The irony of course is that a movement that seeks to rid itself of humanity’s colonial approach to its environment has based its principles on a fundamental distinction between humans and the world in which we live.
So what is the answer? How might we think about our planet as a home for us all, abled and disabled alike? Before we even begin to imagine answers we encounter a further problem. Our freedom to imagine is not equal. The abled can choose, when imagining their perfect home, whether or not the disabled form a part of it. The disabled cannot. For many of us, the presence of others is not a choice but a necessity. We rely upon them to provide the assistance we need to live let alone to flourish. We cannot choose with whom we would share our utopia.

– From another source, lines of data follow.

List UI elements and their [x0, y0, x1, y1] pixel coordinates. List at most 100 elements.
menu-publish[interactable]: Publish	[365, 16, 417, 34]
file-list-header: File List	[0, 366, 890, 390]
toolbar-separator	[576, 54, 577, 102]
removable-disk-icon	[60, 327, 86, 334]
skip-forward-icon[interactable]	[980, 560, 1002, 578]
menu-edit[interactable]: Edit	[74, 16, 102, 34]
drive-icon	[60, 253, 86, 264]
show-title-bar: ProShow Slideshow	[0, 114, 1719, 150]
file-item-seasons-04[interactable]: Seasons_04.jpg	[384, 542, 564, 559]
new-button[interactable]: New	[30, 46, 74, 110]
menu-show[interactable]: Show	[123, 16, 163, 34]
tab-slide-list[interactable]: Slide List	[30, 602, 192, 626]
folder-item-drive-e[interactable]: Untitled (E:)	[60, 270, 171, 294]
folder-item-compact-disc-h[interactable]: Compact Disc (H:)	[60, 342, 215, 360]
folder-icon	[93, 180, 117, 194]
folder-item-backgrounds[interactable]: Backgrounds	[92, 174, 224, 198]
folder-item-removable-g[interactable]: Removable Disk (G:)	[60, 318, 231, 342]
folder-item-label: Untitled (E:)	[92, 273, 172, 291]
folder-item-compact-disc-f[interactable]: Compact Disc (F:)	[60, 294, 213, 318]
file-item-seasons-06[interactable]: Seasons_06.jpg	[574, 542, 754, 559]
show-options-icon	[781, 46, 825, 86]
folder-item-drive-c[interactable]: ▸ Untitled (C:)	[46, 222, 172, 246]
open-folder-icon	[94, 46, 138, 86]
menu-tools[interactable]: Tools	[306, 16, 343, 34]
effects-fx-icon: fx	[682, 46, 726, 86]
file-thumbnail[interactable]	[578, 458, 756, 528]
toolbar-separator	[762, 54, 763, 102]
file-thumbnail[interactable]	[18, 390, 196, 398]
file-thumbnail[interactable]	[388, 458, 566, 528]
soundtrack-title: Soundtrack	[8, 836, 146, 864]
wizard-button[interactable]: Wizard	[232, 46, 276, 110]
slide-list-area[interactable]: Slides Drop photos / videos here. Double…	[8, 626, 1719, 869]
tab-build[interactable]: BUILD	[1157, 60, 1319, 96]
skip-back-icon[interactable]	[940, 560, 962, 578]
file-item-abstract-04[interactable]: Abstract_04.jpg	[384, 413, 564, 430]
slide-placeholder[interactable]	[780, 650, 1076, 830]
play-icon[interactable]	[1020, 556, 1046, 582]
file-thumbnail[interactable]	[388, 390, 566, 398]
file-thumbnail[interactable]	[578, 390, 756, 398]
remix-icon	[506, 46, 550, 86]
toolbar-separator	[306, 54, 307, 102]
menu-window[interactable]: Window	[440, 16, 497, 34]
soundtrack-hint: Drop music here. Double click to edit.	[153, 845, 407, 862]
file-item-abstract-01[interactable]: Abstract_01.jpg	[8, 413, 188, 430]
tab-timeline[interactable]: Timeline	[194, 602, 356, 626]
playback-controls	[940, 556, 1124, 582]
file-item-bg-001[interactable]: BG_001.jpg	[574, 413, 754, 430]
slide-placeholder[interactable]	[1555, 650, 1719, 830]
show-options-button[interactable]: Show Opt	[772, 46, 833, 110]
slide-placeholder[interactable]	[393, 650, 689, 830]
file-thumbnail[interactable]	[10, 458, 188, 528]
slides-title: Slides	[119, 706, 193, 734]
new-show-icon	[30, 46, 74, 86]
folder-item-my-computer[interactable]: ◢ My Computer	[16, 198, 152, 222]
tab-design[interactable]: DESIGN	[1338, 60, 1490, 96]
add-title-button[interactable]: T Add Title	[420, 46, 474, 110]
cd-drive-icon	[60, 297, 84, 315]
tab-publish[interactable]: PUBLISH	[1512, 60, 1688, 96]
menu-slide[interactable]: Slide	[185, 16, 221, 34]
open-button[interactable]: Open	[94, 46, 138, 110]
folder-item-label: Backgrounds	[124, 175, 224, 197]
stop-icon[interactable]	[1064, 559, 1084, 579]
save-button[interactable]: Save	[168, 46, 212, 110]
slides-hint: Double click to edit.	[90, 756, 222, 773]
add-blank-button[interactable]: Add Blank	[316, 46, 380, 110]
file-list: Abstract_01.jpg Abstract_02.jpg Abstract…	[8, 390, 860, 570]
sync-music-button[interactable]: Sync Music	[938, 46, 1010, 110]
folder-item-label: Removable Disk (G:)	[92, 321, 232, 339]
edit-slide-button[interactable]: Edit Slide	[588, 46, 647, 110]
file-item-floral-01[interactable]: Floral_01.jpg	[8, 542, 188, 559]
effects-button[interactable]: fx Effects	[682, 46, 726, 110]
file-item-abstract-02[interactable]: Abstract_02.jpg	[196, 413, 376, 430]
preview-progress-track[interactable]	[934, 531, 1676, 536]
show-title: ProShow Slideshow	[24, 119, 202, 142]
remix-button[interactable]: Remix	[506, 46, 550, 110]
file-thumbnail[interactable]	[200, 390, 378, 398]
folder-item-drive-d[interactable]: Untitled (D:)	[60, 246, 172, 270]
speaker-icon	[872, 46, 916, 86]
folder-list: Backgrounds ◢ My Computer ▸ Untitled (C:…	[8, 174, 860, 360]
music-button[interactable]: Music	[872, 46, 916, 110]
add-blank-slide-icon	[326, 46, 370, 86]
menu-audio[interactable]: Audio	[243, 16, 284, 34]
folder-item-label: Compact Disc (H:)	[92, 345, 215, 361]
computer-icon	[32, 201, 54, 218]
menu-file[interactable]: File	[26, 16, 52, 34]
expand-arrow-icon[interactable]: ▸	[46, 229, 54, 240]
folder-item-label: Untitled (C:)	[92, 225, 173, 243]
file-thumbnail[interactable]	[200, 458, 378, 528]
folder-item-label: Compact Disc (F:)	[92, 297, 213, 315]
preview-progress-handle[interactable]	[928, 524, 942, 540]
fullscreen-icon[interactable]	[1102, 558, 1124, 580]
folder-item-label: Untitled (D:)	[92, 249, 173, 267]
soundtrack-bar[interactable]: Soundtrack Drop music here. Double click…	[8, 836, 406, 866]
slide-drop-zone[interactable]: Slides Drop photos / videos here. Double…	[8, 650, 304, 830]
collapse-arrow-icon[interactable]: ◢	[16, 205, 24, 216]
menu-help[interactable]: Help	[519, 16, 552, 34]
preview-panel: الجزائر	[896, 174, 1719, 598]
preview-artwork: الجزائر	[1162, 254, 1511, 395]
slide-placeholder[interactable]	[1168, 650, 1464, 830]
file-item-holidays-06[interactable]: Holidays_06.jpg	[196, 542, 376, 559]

And yet, the technology that made these existential questions so urgent offers an enticing prospect. Now, the assistive possibilities of technology, from artificial intelligence to robotics, offers the prospect of imagining a utopia in which other people may or may not be there according to our wish and not our need.

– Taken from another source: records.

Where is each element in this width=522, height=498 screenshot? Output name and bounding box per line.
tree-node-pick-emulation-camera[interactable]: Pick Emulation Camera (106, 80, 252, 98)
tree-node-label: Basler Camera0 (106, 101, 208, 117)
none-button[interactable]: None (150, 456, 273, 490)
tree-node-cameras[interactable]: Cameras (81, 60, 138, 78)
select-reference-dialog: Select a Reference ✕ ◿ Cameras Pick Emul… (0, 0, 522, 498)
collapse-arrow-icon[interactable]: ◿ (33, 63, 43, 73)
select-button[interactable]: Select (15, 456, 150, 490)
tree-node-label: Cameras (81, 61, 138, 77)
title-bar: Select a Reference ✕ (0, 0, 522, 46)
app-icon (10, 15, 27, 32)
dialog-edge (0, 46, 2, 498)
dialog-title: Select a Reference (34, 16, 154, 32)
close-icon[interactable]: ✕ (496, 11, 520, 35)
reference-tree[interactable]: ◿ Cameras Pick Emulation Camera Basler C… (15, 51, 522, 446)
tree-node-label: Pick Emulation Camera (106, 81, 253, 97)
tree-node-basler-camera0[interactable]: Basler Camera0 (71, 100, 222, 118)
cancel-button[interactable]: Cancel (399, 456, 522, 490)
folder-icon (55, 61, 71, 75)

This is an enticing glimpse of equality, yet even the closest examination reveals an underlying horror. To choose a utopia without a whole group of people – to place oneself above them and assume the right to exclude them – is that not truly horrific? Well, yes, and that is the horror that disabled people face at present.
I want to suggest instead that the first steps to a solution might lie in re-examining how we occupy space. Specifically how we co-occupy space. Urban studies gives us a very good place to start with this. In particular the idea that our cities should not be zoned into planned single use areas. What happens when this is not allowed to occur can be seen by looking at a space such as the Southbank Undercoft in London, which has become home to a world-renowned skateboard park. This park co-exists in a space with theatre goers and diners, pedestrians and tourists. There is neither forced separation nor coerced intermingling. Rather the different occupants of the same space come together or remain apart as they choose and as suits all of their needs and desires. The space allows for each (this site was the subject of a bitter planning dispute which saw a proposal to move the skate park to a designated space rejected).
We may be tempted, as disabled people, to make the case that we are not disgusting, that we are not animal. Or we may be tempted to remind others of their own animality. But might it not be far more useful for each of us, and for the planet we must share as home, to co-occupy that space in a way that works for both of us? Providing an infrastructure that will allow disabled people to do this alongside others will not only allow both to live at home freely and autonomously. For the sake of our future, it will also allow disabled people the space and the tools to pursue their own answers to our existential problems, and to do so from parameters truly different from those being applied at present, giving us a far better chance as a while of making a home together in the long term.
This is not an off the peg answer, of course. Rather it is a suggestion for the direction research should be taking – into new materials, new ways of building, new ways of considering how spaces are used. And equal consideration of all the different needs that arise from being at home in the world rather than assuming that “we” is simply a multitude of “me”s.